I’m aware that this review has been a raft of superlatives,
but it was that kind of concert: I don’t recall a recital (and I’ve
seen a few) where the artist was given a standing ovation already after
the first half. Even without the guts that brought him back for the
second part of the programme, the evening was an opportunity to pay
homage to a remarkable musician and an outstanding man, and it will
resound in the memory even if I live to Smith’s young old age.
One small sour note: when is the administration of
the South Bank Centre going to throw out its exhausted old pianos and
get in some instruments with sounds that project? For all Smith’s virtuosity
and power, there was no bloom to the sound – and I know it’s the tool,
not the workman (the one in the Purcell Room is in worse condition yet).
Does no one complain? They must do.
If you missed this recital, you can still catch Ronald
Smith on CD: just as he’s still performing, he’s still recording.
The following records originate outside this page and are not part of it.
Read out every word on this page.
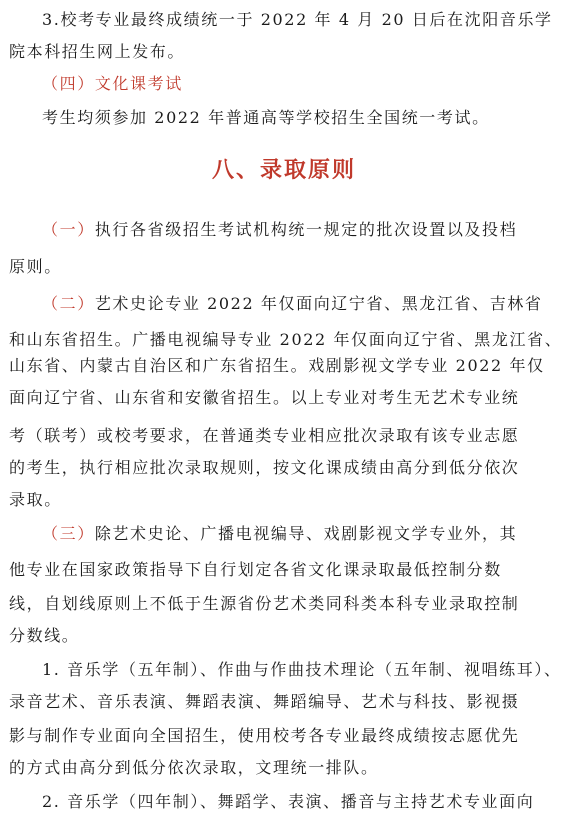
3.校考专业最终成绩统一于 2022 年 4 月 20 日后在沈阳音乐学
院本科招生网上发布。
（四）文化课考试
考生均须参加 2022 年普通高等学校招生全国统一考试。
八、录取原则
（一）执行各省级招生考试机构统一规定的批次设置以及投档
原则。
（二）艺术史论专业 2022 年仅面向辽宁省、黑龙江省、吉林省
和山东省招生。广播电视编导专业 2022 年仅面向辽宁省、黑龙江省、
山东省、内蒙古自治区和广东省招生。戏剧影视文学专业 2022 年仅
面向辽宁省、山东省和安徽省招生。以上专业对考生无艺术专业统
考（联考）或校考要求，在普通类专业相应批次录取有该专业志愿
的考生，执行相应批次录取规则，按文化课成绩由高分到低分依次
录取。
（三）除艺术史论、广播电视编导、戏剧影视文学专业外，其
他专业在国家政策指导下自行划定各省文化课录取最低控制分数
线，自划线原则上不低于生源省份艺术类同科类本科专业录取控制
分数线。
1. 音乐学（五年制）、作曲与作曲技术理论（五年制、视唱练耳）、
录音艺术、音乐表演、舞蹈表演、舞蹈编导、艺术与科技、影视摄
影与制作专业面向全国招生，使用校考各专业最终成绩按志愿优先
的方式由高分到低分依次录取，文理统一排队。
2. 音乐学（四年制）、舞蹈学、表演、播音与主持艺术专业面向
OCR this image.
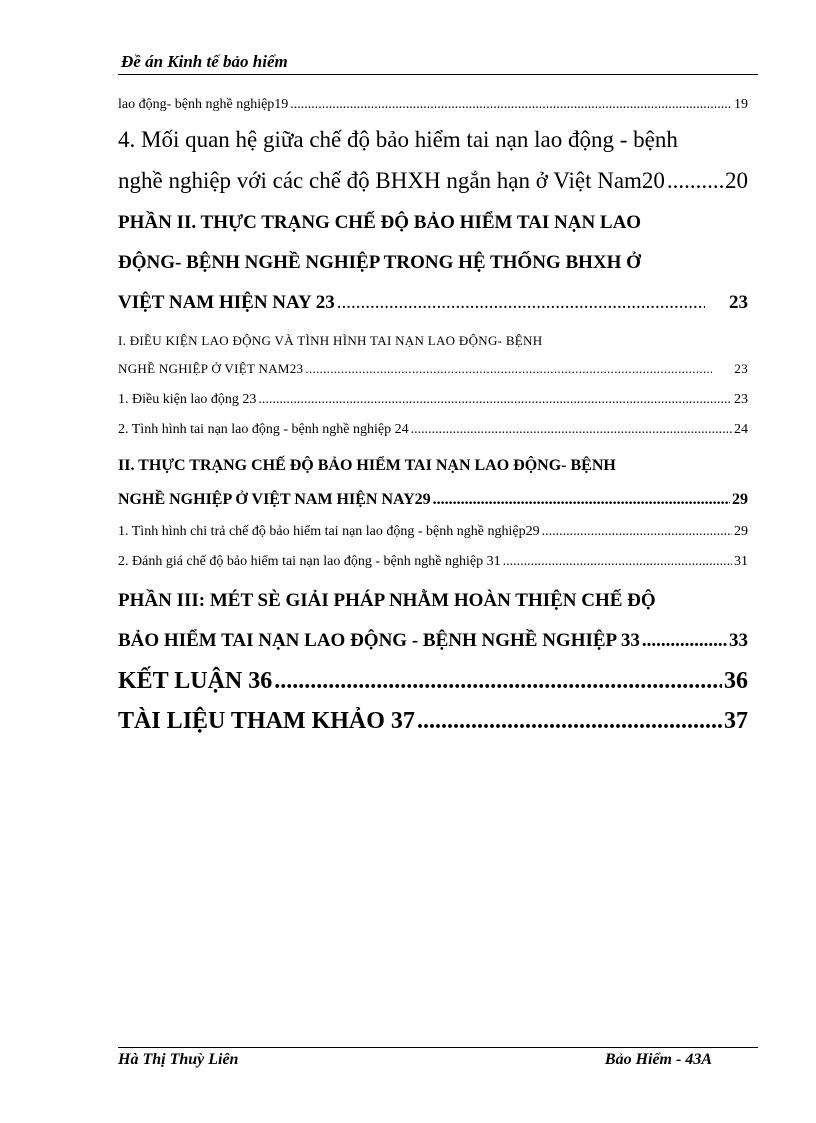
Đề án Kinh tế bảo hiểm
lao động- bệnh nghề nghiệp19 .....	19
4. Mối quan hệ giữa chế độ bảo hiểm tai nạn lao động - bệnh
nghề nghiệp với các chế độ BHXH ngắn hạn ở Việt Nam20 .....	20
PHẦN II. THỰC TRẠNG CHẾ ĐỘ BẢO HIỂM TAI NẠN LAO
ĐỘNG- BỆNH NGHỀ NGHIỆP TRONG HỆ THỐNG BHXH Ở
VIỆT NAM HIỆN NAY 23 .....	23
I. ĐIỀU KIỆN LAO ĐỘNG VÀ TÌNH HÌNH TAI NẠN LAO ĐỘNG- BỆNH
NGHỀ NGHIỆP Ở VIỆT NAM23 .....	23
1. Điều kiện lao động 23 .....	23
2. Tình hình tai nạn lao động - bệnh nghề nghiệp 24 .....	24
II. THỰC TRẠNG CHẾ ĐỘ BẢO HIỂM TAI NẠN LAO ĐỘNG- BỆNH
NGHỀ NGHIỆP Ở VIỆT NAM HIỆN NAY29 .....	29
1. Tình hình chi trả chế độ bảo hiểm tai nạn lao động - bệnh nghề nghiệp29 .....	29
2. Đánh giá chế độ bảo hiểm tai nạn lao động - bệnh nghề nghiệp 31 .....	31
PHẦN III: MÉT SÈ GIẢI PHÁP NHẰM HOÀN THIỆN CHẾ ĐỘ
BẢO HIỂM TAI NẠN LAO ĐỘNG - BỆNH NGHỀ NGHIỆP 33 .....	33
KẾT LUẬN 36 .....	36
TÀI LIỆU THAM KHẢO 37 .....	37
Hà Thị Thuỳ Liên	Bảo Hiểm - 43A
APR
has just released Ronald Smith plays Schubert (APR 5568), the
latest in a series which mixes earlier recordings with new ones – in
this instance, the ‘Wanderer’ Fantasy was laid down in March and the
two A minor Sonatas, D537 and D784, were first issued by Nimbus in 1986.
(The others bring Alkan piano music (APR 7031) and chamber works (APR
7032), Liszt (APR 5557), Chopin (APR 5565 and 5567) and Beethoven (APR
5566).) ‘Landmark stuff’, says one of the reviews quoted in the Schubert
booklet. It certainly is. But then he’s a landmark man.